Em seu relatório Estratégia Internacional de Fiscalização de Narcóticos 2025, o Departamento de Estado dos EUA destaca os avanços da Guatemala, incluindo o fato de ter triplicado suas apreensões de drogas em 2024, em comparação com os números de 2023. Por sua vez, o Ministério do Interior da Guatemala afirmou que o apoio dos EUA foi fundamental para combater o narcotráfico e ressaltou outras ações conjuntas na luta contra o crime transnacional na região, como a criação do Grupo Interinstitucional para o Controle e Inspeção de Precursores e Substâncias Químicas e o primeiro Diálogo de Alto Nível sobre Segurança, como um passo crucial em direção a uma estratégia compartilhada para combater as ameaças transnacionais à segurança.

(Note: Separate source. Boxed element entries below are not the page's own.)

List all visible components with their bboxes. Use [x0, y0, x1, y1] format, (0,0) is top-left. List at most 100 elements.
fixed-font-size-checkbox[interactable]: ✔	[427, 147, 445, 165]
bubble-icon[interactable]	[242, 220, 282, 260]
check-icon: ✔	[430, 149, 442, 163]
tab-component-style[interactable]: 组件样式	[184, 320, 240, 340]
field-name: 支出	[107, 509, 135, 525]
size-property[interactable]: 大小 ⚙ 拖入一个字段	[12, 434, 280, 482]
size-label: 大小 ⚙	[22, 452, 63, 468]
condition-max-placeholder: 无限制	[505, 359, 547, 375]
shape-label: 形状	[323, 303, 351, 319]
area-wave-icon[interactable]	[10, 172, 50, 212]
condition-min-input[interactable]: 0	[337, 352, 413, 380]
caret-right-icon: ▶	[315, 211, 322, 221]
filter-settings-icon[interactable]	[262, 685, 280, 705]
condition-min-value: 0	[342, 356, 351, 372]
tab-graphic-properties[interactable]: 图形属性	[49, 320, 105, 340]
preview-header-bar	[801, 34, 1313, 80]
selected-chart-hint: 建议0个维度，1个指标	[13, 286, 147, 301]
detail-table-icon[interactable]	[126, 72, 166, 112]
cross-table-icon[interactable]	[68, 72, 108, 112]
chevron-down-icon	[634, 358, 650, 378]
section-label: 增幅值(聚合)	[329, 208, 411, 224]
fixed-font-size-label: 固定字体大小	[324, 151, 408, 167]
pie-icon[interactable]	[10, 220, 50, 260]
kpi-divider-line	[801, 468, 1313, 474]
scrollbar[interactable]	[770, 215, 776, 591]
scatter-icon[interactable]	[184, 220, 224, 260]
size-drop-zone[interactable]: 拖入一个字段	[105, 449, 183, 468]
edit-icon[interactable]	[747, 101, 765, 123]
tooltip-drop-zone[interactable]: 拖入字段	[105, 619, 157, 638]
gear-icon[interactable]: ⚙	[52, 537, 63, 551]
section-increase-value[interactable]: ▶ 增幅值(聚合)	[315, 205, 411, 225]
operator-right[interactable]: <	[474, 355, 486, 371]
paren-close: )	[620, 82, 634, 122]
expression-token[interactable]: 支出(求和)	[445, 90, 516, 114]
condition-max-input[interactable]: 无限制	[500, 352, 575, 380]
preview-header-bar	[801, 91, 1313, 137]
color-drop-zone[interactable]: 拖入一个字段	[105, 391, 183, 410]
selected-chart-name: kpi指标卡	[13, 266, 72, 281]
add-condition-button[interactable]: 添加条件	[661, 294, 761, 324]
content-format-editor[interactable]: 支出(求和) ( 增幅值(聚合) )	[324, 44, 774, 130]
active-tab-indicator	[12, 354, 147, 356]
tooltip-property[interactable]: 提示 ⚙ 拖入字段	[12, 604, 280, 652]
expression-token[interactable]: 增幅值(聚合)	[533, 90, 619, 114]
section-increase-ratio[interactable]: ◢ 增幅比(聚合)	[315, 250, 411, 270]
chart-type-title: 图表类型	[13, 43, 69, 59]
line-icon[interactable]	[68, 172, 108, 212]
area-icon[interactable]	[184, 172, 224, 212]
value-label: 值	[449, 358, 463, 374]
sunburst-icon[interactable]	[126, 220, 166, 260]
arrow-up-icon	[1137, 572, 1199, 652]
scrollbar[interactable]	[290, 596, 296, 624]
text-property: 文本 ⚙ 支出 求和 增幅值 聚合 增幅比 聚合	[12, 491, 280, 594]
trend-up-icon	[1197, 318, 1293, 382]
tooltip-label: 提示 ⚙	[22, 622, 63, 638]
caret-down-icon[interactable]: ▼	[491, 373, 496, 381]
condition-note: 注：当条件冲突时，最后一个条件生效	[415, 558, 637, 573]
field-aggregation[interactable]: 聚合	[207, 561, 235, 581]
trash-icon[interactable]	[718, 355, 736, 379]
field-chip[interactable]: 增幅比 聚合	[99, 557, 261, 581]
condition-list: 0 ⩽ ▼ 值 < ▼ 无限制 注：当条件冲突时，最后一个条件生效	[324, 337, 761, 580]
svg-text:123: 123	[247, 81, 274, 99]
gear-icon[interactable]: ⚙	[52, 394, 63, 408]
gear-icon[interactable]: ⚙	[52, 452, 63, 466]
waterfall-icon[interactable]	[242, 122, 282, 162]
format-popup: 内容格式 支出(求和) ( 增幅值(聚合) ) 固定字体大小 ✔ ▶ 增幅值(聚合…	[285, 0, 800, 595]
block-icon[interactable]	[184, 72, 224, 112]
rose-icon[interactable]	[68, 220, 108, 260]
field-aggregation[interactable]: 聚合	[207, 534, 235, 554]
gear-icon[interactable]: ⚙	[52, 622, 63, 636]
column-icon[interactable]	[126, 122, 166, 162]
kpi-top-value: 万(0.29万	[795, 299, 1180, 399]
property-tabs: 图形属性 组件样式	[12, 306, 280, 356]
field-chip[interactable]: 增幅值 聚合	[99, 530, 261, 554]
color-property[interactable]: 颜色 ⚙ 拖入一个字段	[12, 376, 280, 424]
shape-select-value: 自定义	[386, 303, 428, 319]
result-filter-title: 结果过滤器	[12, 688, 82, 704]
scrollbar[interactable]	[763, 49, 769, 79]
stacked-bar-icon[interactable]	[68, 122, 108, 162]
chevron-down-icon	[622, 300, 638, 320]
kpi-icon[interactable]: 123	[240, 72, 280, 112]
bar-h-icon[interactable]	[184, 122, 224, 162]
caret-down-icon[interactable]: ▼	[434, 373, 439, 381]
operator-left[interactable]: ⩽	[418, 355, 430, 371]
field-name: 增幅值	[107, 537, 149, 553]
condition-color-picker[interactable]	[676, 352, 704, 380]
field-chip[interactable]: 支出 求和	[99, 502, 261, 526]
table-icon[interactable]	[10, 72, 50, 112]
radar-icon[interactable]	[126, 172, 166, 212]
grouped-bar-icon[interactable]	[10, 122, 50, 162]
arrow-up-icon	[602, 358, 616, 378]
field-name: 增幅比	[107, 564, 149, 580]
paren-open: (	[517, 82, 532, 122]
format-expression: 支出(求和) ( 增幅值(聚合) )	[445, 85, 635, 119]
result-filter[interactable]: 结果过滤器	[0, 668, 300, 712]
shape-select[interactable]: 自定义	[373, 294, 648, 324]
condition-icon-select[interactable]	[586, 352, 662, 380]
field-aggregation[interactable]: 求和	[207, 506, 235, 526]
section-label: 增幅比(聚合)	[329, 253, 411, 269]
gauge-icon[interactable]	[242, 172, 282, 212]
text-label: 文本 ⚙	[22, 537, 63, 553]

A Guatemala tem sido um líder estratégico no apoio a esforços mais amplos de segurança regional. Em janeiro, enviou 150 soldados para apoiar a Missão de Estabilização do Haiti. “A segurança nacional é constantemente ameaçada por conflitos, terrorismo, crime cibernético e crime organizado, entre outros. Isso põe em risco a estabilidade da Guatemala, afetando sua economia e minando a segurança de seus cidadãos”, disse o Gen Bda Orozco. “Por essa razão, o governo adota medidas eficazes para prevenir e mitigar esses riscos, fortalecendo as capacidades das diferentes instituições, nesse caso de defesa, cooperando em nível internacional. Somente por meio da colaboração e da solidariedade entre os países será possível garantir a segurança e o bem-estar de todos.”